In November 2016, the high court in the UK ruled that British prime minister Theresa May does not have the authority to trigger Article 50 to begin Brexit negotiations without consulting parliament.

The government appealed this decision to the country's supreme court, but the appeal was dismissed on Tuesday this week. By a margin of eight to three, the 11 justices upheld November's High Court ruling.

There are some MPs who want the process to be delayed

This means that parliament must sanction the triggering of Article 50, which sets negotiations on Brexit into motion, before it goes ahead.

What happens next?

The BBC reports that both the House of Commons and House of Lords will have to vote in favour of it.
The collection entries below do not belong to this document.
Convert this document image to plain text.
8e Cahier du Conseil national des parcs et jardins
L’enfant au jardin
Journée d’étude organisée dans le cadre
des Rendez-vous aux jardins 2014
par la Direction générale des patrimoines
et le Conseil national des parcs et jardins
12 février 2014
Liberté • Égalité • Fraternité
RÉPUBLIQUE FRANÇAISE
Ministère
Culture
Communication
It says the bill could pass through the Commons before the half-term recess in the middle of February, giving plenty of time for the Lords to consider it and for it to become law before the end of March - Theresa May's deadline for triggering Article 50.

It adds that while there are some MPs who want the process to be delayed, these are vastly outnumbered by those who want the government to get on with it so that the UK can trigger Article 50 by the end of March 2017 and be out of the EU by 2020, as planned.

Impact on agriculture

Ireland's agriculture sector is widely acknowledged to be the biggest future victim of the UK's departure from the EU. Over 40% of our food and drink exports go the UK every year.

Earlier this month, Theresa May outlined that she would be negotiating for a hard Brexit, although she said she would follow this up with the pursuit of an ambitious free-trade agreement with the EU.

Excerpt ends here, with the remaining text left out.